When you think of the best dog breeds for the outdoors you probably think of something along the lines of a Labrador Retriever. Most bigger breeds just seem suited to the great outdoors, right? Don’t count out the little guys just yet, because they love the wild too. Here are some small breeds that can hold their own on the trail just as well as the big guys.
Everyone’s favorite hunting dog is obviously a great outdoor companion dog. Beagles are notoriously adventurous and love being on the trail. Their short, but course, coats protect them from underbrush and their small size allows them to handle rough terrain with ease. They’re pack dogs, though, so they’re happier if you have more than one.
Jack Russell Terrier
Jack Russells are bundles of energy, which makes them perfect for the great outdoors. Believe it or not, they’re great for hikes but they’re actually even more suited for running. They need a ton of exercise to keep them happy so feel free to take them along on your next hike or hunting trip (just don’t expect them to be the quietest trackers.)
Pembroke Welsh Corgi
Somewhat goofy looking, but incredibly agile, Corgis are fantastic outdoor dogs. They’re known for their intelligence and competitive nature, so giving them a task while you’re out and about is important in keeping them focused. They’re also ridiculously friendly, so they won’t attack other animals they encounter in the wild.
Remember Toto? That dog followed Dorothy all throughout Oz and fought off flying hordes of flying monkeys with hardly a peep nor complaint. That’s because Toto was a Cairn Terrier, a breed known for being fearless and loyal to a fault. They certainly aren’t afraid of the wild or any animals they may encounter within it, making them excellent companions for outdoor excursions.
Petit Basset Griffon Vendéen
Petit Basset Griffon Vendéen (try saying that five times fast) is an extremely extroverted breed that makes excellent hunting and tracking dogs. They might not seem like it at first glance, but these guys are natural athletes. Their sturdy legs allow them to travel long distances and run at steady speeds. They are hound dogs, though, so be prepared for a lot of braying if you try to head off on an adventure without them.
Dandie Dinmont Terrier
These little fellas may look like the result of Dachshund mating with a Scottish Terrier, but don’t let that fool you – they’ve got bloodhound roots. Dandies are designed to lay low to the ground to sniff out animals in their underground hideouts. They’ve been used throughout history to hunt for otters and badgers, as well as rabbits and other creatures that like to burrow into the ground. Whether or not you hunt is irrelevant, because these guys just like to be outside.

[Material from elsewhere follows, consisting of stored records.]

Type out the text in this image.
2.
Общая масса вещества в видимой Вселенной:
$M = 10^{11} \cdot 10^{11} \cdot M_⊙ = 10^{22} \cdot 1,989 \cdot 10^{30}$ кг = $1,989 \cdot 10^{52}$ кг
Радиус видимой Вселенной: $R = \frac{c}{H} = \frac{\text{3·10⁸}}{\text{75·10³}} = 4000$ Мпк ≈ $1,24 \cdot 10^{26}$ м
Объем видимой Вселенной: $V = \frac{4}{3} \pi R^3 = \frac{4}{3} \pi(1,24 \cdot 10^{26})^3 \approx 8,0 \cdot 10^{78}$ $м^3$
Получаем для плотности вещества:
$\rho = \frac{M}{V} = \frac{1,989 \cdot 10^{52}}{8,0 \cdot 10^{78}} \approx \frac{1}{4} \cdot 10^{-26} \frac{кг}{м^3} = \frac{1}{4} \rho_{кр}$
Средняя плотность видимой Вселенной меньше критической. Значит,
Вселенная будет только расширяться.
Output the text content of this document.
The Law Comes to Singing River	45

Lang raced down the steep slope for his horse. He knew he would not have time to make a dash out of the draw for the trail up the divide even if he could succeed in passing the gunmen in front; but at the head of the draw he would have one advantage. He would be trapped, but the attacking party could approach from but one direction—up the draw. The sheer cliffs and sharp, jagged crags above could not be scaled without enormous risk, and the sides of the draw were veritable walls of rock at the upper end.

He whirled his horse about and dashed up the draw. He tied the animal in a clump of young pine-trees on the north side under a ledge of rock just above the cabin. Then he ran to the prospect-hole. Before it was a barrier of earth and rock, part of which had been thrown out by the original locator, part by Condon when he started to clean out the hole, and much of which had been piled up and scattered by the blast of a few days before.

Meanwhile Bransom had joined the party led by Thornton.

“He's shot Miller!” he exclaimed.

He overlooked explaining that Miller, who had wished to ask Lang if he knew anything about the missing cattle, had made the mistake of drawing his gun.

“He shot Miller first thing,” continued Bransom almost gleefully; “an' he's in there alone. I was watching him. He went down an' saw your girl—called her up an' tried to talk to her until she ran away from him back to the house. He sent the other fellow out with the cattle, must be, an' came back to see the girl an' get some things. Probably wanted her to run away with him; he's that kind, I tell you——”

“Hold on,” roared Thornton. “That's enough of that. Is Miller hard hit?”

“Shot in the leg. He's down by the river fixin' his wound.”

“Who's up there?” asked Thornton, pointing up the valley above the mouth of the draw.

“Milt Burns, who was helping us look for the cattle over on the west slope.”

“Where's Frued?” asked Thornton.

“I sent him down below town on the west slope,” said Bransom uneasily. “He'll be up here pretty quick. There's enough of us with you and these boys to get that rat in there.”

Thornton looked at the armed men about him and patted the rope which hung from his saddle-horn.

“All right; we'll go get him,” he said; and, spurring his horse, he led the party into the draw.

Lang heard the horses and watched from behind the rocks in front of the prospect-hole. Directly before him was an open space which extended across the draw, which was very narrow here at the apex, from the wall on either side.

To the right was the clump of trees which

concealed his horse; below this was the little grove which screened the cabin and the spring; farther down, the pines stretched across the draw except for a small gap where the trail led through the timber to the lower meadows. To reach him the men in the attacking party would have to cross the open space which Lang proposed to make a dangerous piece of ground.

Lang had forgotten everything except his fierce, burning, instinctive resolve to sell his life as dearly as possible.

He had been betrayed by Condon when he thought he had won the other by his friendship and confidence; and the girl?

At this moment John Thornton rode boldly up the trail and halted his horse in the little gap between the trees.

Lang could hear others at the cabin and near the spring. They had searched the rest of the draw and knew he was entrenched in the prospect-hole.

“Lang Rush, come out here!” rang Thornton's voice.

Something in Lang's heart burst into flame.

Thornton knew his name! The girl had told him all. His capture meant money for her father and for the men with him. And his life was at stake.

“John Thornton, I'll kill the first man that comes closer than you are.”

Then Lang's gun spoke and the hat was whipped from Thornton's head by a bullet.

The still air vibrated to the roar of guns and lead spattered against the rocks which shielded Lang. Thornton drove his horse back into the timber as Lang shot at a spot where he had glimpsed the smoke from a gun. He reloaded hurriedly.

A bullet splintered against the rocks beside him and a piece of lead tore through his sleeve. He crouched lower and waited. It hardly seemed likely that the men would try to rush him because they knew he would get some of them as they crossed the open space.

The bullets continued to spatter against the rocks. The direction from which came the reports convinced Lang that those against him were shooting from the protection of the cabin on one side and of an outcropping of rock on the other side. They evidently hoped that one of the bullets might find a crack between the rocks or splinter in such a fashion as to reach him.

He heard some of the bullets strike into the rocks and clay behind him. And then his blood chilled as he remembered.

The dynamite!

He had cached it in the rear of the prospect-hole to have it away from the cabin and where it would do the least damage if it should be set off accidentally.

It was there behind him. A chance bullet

These miniature versions of the Airedale breed have been outdoor companions since the 1800s. They were traditionally bred to hunt foxes and other aggressive vermin and were known to tunnel underground for days in pursuit of prey. That’s why it’s probably a good idea to enroll in some heavy training sessions to make sure these guys will stay by your side on the trail. They were also originally mountain dogs, so higher elevations are no problem for them.
Few breeds of dog can handle rugged terrain like the Norwegian Lundehund. They were bred to scale rocky cliffs and tunnels of seaside caves in search of Puffins (think parrot/penguin hybrids that can fly). Lundies were sent in after the Puffins and were known to instinctually retrieve them and take them back to their owners alive. A very friendly breed, Lundehunds are great with small critters and are good for both hunters and outdoor adventurists.
Schipperke’s were a popular breed in Belgium in the 1600s. They earned the nickname “little captains” because of their love for the water and use as companion animals among boaters along the canals. They’re still water-lovers today and are fantastic companions for anyone who enjoys spending a day out in a boat on the lake.
Shiba Inu’s have a reputation for being incredibly stubborn but, if trained properly, they make amazing hunting dogs. They were developed in the mountainous regions of Japan to help hunt birds, bear, boar, and deer. Today they’re most commonly owned as companion animals, but they crave exercise and are exceptional outdoor partners for anyone willing to put in the time and effort.